Le monde du web 2.0 français était en ébullition ce matin au tribunal de grande instance de Paris. L’agrégateur lyonnais Fuzz ainsi que d’autres sites de blogueurs désargentés comparaissaient devant le président du tribunal suite à une assignation en référé de l’acteur français Olivier Martinez.
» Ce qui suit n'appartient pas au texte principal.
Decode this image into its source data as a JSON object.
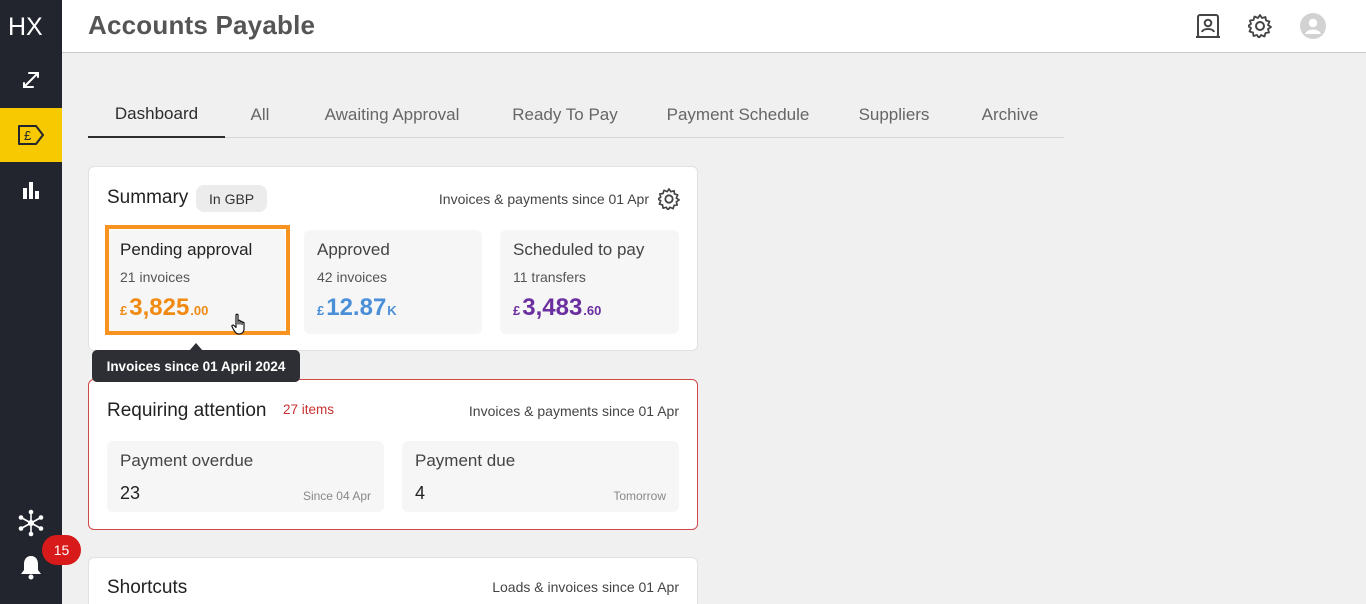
{
  "app": {
    "logo": "HX",
    "page_title": "Accounts Payable",
    "notifications_count": "15"
  },
  "sidebar": {
    "items": [
      {
        "name": "connections",
        "icon": "link-icon"
      },
      {
        "name": "accounts-payable",
        "icon": "pound-tag-icon",
        "active": true
      },
      {
        "name": "reports",
        "icon": "bar-chart-icon"
      }
    ],
    "bottom": [
      {
        "name": "network",
        "icon": "network-icon"
      },
      {
        "name": "notifications",
        "icon": "bell-icon"
      }
    ]
  },
  "topbar": {
    "icons": [
      "contacts-icon",
      "gear-icon",
      "user-avatar-icon"
    ]
  },
  "tabs": [
    {
      "label": "Dashboard",
      "active": true
    },
    {
      "label": "All"
    },
    {
      "label": "Awaiting Approval"
    },
    {
      "label": "Ready To Pay"
    },
    {
      "label": "Payment Schedule"
    },
    {
      "label": "Suppliers"
    },
    {
      "label": "Archive"
    }
  ],
  "summary": {
    "title": "Summary",
    "currency_pill": "In GBP",
    "meta": "Invoices & payments since 01 Apr",
    "tiles": [
      {
        "title": "Pending approval",
        "sub": "21 invoices",
        "currency": "£",
        "main": "3,825",
        "small": ".00",
        "color": "#f08a12"
      },
      {
        "title": "Approved",
        "sub": "42 invoices",
        "currency": "£",
        "main": "12.87",
        "small": "K",
        "color": "#4a8fd8"
      },
      {
        "title": "Scheduled to pay",
        "sub": "11 transfers",
        "currency": "£",
        "main": "3,483",
        "small": ".60",
        "color": "#6b2fa0"
      }
    ]
  },
  "tooltip": {
    "text": "Invoices since 01 April 2024"
  },
  "attention": {
    "title": "Requiring attention",
    "count": "27 items",
    "meta": "Invoices & payments since 01 Apr",
    "tiles": [
      {
        "title": "Payment overdue",
        "value": "23",
        "note": "Since 04 Apr"
      },
      {
        "title": "Payment due",
        "value": "4",
        "note": "Tomorrow"
      }
    ]
  },
  "shortcuts": {
    "title": "Shortcuts",
    "meta": "Loads & invoices since 01 Apr"
  }
}
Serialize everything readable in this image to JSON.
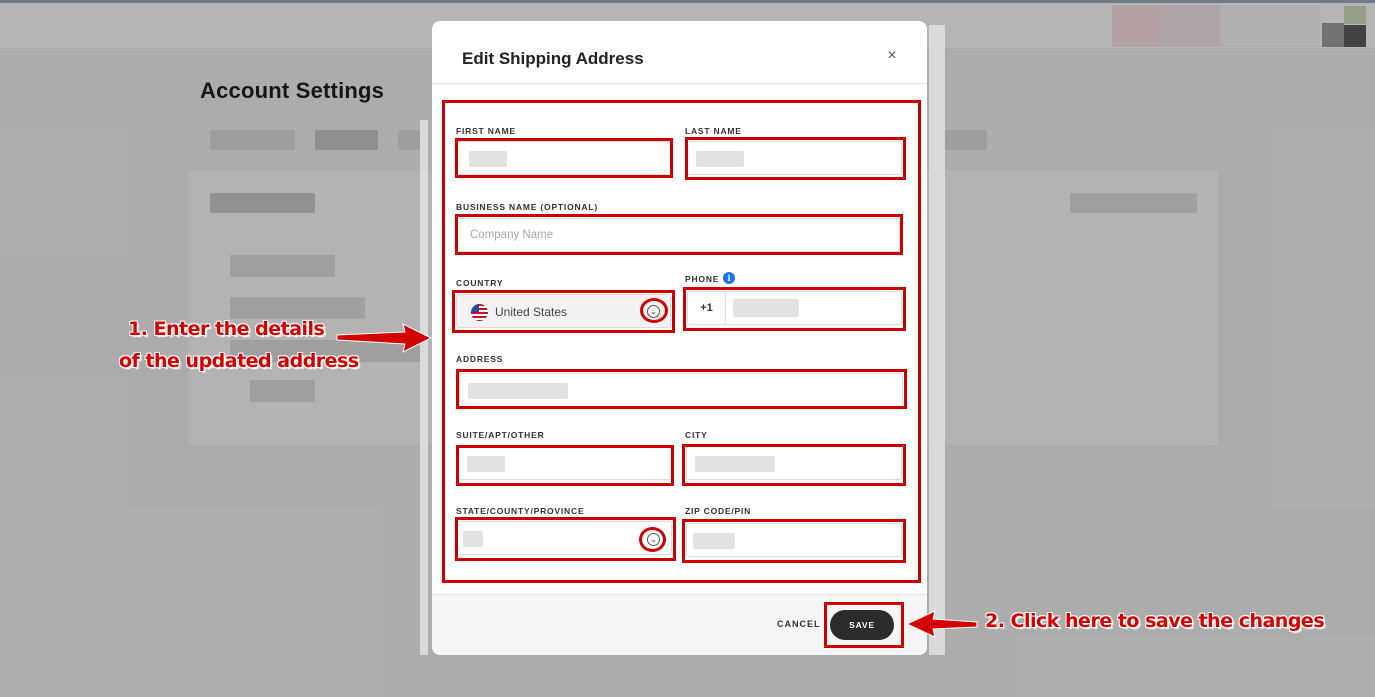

Que reproche en substance l’acteur à ces petits artisans du web, dont la majorité ne gagne même pas à la fin du mois de quoi payer leurs frais de serveurs ? Tout simplement d’avoir relayé une information visant sa vie privée, reprise par de nombreux sites et relayée en boucle de nombreuses fois ces trois dernières années. Si des sites d’éditeurs ont été attaqués, de manière plus inédite, l’agrégateur Fuzz, qui est l’un des meilleurs digg-like français, était également sur le banc des accusés. Eric Dupin, son fondateur, totalement atterré par cette assignation, a décidé temporairement de fermer son site. D’autres digg-likes ont suivi, notamment le site Linkertop qui explique en détail la menace pesant sur les sites web 2.0.
Ce matin, l’avocat d’Olivier Martinez a défendu son client en faisant prévaloir la défense de la vie privée de l’artiste, même sur des sites web peu connus et générant très peu de trafic. Ses arguments ont été tempérés par l’avocat lyonnais d’Eric Dupin, Maître Gérald Sadde, du cabinet Roche & Associés qui se trouve sur la célèbre place Bellecour : « mon client n‘est même pas l‘éditeur de l‘article en question. Il s‘agit d‘un agrégateur où un internaute a posté cette information qui, d’ailleurs, a vite été enfoui dans les archives du site. A peine une dizaine d’internautes ont pu lire cette information concernant Olivier Martinez. »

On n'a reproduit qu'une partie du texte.